Courtesy of the artist
Empire has a strong sense of place, even if it's not his own place.
Scott Colley's Empire has a strong sense of place, even if it's not his own place. Courtesy of the artist
Scott Colley named his new album, Empire, for a sod-house Kansas hamlet where his ancestors settled after the Civil War — not the Empire, Kansas, near Lake Kanopolis, but a short-lived community near McPherson on the prairie, abandoned in the 1870s when the railroad passed it by. Colley's not from those parts, but his music fits the wide-open flatlands, where you can see the weather coming on. For extra rural twang, he's got Bill Frisell on bluesy country jazz guitar.
Colley's slow, singing bass nods to his old teacher Charlie Haden, the Missouri bassist with a touch of the Ozarks in his sound. Colley's Empire is for various combinations of five musicians, including pianist Craig Taborn (known for rambunctious playing with James Carter), Tim Berne and Dave Douglas. In his solos here, Taborn catches the stillness of sparsely populated landscapes: He makes a few notes carry far.
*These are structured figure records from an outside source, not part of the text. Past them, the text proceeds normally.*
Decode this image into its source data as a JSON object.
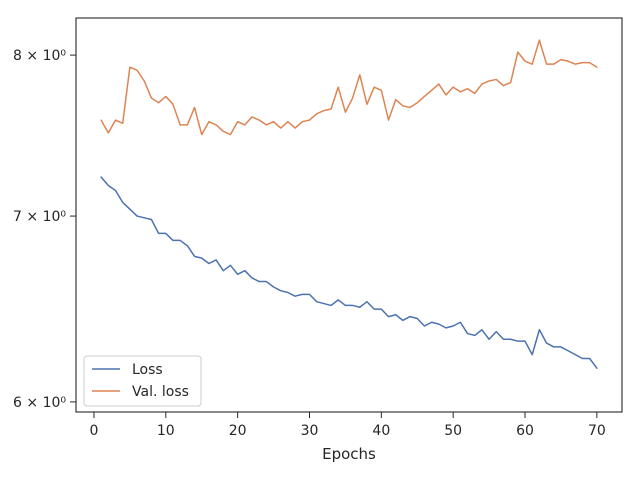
{
  "chart_data": {
    "type": "line",
    "title": "",
    "xlabel": "Epochs",
    "ylabel": "",
    "y_scale": "log",
    "xlim": [
      -2.5,
      73.5
    ],
    "ylim": [
      5.95,
      8.25
    ],
    "grid": false,
    "legend_position": "lower-left",
    "x_ticks": [
      0,
      10,
      20,
      30,
      40,
      50,
      60,
      70
    ],
    "x_tick_labels": [
      "0",
      "10",
      "20",
      "30",
      "40",
      "50",
      "60",
      "70"
    ],
    "y_ticks": [
      6,
      7,
      8
    ],
    "y_tick_labels": [
      "6 × 10⁰",
      "7 × 10⁰",
      "8 × 10⁰"
    ],
    "x": [
      1,
      2,
      3,
      4,
      5,
      6,
      7,
      8,
      9,
      10,
      11,
      12,
      13,
      14,
      15,
      16,
      17,
      18,
      19,
      20,
      21,
      22,
      23,
      24,
      25,
      26,
      27,
      28,
      29,
      30,
      31,
      32,
      33,
      34,
      35,
      36,
      37,
      38,
      39,
      40,
      41,
      42,
      43,
      44,
      45,
      46,
      47,
      48,
      49,
      50,
      51,
      52,
      53,
      54,
      55,
      56,
      57,
      58,
      59,
      60,
      61,
      62,
      63,
      64,
      65,
      66,
      67,
      68,
      69,
      70
    ],
    "series": [
      {
        "name": "Loss",
        "color": "#4c72b0",
        "values": [
          7.23,
          7.18,
          7.15,
          7.08,
          7.04,
          7.0,
          6.99,
          6.98,
          6.9,
          6.9,
          6.86,
          6.86,
          6.83,
          6.77,
          6.76,
          6.73,
          6.75,
          6.69,
          6.72,
          6.67,
          6.69,
          6.65,
          6.63,
          6.63,
          6.6,
          6.58,
          6.57,
          6.55,
          6.56,
          6.56,
          6.52,
          6.51,
          6.5,
          6.53,
          6.5,
          6.5,
          6.49,
          6.52,
          6.48,
          6.48,
          6.44,
          6.45,
          6.42,
          6.44,
          6.43,
          6.39,
          6.41,
          6.4,
          6.38,
          6.39,
          6.41,
          6.35,
          6.34,
          6.37,
          6.32,
          6.36,
          6.32,
          6.32,
          6.31,
          6.31,
          6.24,
          6.37,
          6.3,
          6.28,
          6.28,
          6.26,
          6.24,
          6.22,
          6.22,
          6.17
        ]
      },
      {
        "name": "Val. loss",
        "color": "#dd8452",
        "values": [
          7.58,
          7.5,
          7.58,
          7.56,
          7.92,
          7.9,
          7.83,
          7.72,
          7.69,
          7.73,
          7.68,
          7.55,
          7.55,
          7.66,
          7.49,
          7.57,
          7.55,
          7.51,
          7.49,
          7.57,
          7.55,
          7.6,
          7.58,
          7.55,
          7.57,
          7.53,
          7.57,
          7.53,
          7.57,
          7.58,
          7.62,
          7.64,
          7.65,
          7.79,
          7.63,
          7.72,
          7.87,
          7.68,
          7.79,
          7.77,
          7.58,
          7.71,
          7.67,
          7.66,
          7.69,
          7.73,
          7.77,
          7.81,
          7.74,
          7.79,
          7.76,
          7.78,
          7.75,
          7.81,
          7.83,
          7.84,
          7.8,
          7.82,
          8.02,
          7.96,
          7.94,
          8.1,
          7.94,
          7.94,
          7.97,
          7.96,
          7.94,
          7.95,
          7.95,
          7.92
        ]
      }
    ]
  }
}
It's all in the touch and the timing, and in the quiet support from Brian Blade's drums.
This music's spine is made of wires and wood: the ringing tones of bass, piano and guitar. The lone horn player is trumpeter Ralph Alessi, whose pealing sound lends Copland-esque grandeur to the amber waves. He and Frisell stir things up a little, too, to make sure the music's not contemplative all the time.
Colley's lyrical and catchy tunes bring Empire halfway home, but it's the players who complete the job; who breathe life into the frameworks he builds. This is heartland music born in Manhattan. Not Manhattan, Kansas — the other one.